The problem it solves
Without identity resolution, one person looks like a crowd: they browse anonymously on mobile, sign up on desktop, and return a week later on a third device — four “visitors” that are really one customer. Every funnel and retention report is distorted, because the journey is split across disconnected anonymous IDs. Identity resolution stitches those fragments back into a single person.
Anonymous to known
A visitor starts anonymous, identified only by a device or cookie ID. When they sign in — or you call
identify() with a stable user ID — the tool links the anonymous history to that known person, and
everything they did before sign-up is retroactively attributed to them. Events
from before and after the moment of identification line up on one timeline.
Deterministic vs probabilistic
There are two broad approaches. Deterministic resolution links events through a shared, known
identifier — the user ID you pass to identify(), or a matching email. It’s exact.
Probabilistic resolution infers that two devices belong to the same person from signals like IP
address, device fingerprint, and behavior — a best guess, used by some large customer-data platforms to merge
activity without a shared login. Deterministic matching is more accurate and more privacy-respecting; probabilistic
trades certainty for reach.
Identity resolution in a CDP vs in analytics
Customer-data platforms like Segment build a persistent identity graph to merge a person’s activity across every tool and channel, then route it onward.
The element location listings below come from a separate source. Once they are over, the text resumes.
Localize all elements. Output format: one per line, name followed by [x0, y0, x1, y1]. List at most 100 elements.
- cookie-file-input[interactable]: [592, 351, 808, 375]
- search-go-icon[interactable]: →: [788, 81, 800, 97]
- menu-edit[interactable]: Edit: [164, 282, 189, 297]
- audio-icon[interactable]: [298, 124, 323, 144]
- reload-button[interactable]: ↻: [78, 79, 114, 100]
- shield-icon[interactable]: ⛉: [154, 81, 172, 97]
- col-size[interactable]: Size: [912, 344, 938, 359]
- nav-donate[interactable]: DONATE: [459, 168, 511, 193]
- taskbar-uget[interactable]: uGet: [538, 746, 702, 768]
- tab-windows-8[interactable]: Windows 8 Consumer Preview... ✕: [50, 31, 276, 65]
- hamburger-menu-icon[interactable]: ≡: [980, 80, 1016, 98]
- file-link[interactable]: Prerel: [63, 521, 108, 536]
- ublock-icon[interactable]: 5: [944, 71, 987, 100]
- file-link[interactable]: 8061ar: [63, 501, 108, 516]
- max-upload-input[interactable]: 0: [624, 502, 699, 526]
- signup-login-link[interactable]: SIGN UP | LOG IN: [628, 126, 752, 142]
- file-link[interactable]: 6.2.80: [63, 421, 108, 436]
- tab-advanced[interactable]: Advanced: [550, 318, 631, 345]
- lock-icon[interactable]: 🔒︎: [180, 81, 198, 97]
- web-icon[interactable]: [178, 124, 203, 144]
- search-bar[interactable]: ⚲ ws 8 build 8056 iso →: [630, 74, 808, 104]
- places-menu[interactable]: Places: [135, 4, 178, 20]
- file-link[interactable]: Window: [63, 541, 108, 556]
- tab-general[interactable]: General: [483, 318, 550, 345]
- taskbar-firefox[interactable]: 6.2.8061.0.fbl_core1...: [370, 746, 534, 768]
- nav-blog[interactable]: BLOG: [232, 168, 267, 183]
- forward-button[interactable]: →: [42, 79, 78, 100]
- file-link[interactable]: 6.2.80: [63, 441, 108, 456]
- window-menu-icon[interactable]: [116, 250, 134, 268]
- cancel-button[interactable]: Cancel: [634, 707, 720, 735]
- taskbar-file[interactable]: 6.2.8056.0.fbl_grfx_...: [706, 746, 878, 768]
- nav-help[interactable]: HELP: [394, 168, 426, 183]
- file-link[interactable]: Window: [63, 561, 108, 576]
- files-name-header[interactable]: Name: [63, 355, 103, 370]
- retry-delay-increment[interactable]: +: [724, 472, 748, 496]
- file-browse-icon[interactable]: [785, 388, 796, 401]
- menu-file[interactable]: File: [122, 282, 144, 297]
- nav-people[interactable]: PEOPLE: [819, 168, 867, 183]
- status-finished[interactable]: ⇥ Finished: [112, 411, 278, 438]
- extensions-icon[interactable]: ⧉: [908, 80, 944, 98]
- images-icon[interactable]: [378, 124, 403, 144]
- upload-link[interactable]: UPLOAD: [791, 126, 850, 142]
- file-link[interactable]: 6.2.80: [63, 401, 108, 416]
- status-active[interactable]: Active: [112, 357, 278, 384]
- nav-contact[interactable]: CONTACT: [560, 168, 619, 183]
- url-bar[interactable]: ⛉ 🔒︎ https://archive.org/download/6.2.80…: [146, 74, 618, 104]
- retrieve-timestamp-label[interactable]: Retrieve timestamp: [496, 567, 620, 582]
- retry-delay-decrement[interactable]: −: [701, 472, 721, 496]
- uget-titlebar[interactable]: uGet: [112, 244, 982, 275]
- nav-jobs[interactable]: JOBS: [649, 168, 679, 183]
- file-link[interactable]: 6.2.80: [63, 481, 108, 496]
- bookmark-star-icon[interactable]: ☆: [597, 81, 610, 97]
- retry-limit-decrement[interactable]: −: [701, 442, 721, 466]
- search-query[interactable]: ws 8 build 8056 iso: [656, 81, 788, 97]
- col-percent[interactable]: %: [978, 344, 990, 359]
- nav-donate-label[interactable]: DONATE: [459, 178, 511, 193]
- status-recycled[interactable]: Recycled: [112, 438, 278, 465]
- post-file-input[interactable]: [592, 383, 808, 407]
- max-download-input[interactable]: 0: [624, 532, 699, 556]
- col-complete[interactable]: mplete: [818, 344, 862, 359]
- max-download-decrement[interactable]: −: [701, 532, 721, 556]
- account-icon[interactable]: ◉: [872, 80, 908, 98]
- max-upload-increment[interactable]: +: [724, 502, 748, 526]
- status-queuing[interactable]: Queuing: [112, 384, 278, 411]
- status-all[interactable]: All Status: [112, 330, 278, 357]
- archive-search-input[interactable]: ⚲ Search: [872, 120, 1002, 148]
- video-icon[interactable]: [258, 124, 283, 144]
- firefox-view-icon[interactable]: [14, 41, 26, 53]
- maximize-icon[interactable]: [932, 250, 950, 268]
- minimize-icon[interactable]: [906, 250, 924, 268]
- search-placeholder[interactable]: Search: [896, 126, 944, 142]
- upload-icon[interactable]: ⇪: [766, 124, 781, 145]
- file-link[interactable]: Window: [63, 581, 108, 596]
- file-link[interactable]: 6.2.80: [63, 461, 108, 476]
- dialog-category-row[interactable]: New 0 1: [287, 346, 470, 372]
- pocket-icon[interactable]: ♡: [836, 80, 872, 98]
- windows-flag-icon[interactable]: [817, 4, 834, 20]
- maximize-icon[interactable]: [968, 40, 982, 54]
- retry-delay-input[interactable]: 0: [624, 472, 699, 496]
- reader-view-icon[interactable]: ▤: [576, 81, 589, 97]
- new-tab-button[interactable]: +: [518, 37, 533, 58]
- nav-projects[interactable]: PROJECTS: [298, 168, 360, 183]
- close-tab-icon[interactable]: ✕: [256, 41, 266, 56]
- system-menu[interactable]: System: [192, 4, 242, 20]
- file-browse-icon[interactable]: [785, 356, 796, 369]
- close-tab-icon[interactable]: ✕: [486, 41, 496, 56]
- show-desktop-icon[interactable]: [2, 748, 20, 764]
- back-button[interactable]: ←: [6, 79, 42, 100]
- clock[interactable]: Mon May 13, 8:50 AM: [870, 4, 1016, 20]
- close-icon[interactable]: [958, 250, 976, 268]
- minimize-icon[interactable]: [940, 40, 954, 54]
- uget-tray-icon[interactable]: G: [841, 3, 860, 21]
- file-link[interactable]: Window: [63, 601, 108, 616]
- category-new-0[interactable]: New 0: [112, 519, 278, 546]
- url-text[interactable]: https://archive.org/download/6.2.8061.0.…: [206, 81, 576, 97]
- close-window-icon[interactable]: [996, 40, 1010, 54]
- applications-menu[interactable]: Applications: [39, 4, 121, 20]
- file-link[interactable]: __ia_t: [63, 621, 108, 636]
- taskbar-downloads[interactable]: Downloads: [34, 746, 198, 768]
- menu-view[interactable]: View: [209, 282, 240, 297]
Product analytics tools resolve identity for a narrower purpose: so the behavioral reports are about people, not sessions. If what you actually want is the analysis on a unified profile — not a routing layer — see Pug as a Segment alternative.
A worked example
A visitor browses anonymously for a week (anonymous ID anon_88), firing page_view and
add_to_cart. They sign up and you call identify('user_42'). Deterministic resolution
aliases anon_88 → user_42, so the pre-signup cart is now attributed to the known person. Their next
session on a different device — where you call identify('user_42') again after login — joins the same
profile. One shared key does all the stitching; nothing is guessed.
How Pug resolves identity
Pug merges deterministically: anonymous events collected before sign-in are joined to a single
person when you call identify() with a stable ID, across devices and sessions. Traits like plan, email,
or company then live on that unified profile and filter every
insight — trends, funnels, retention, and flows. There’s no probabilistic guessing. See
user analytics for what the resolved profile looks like.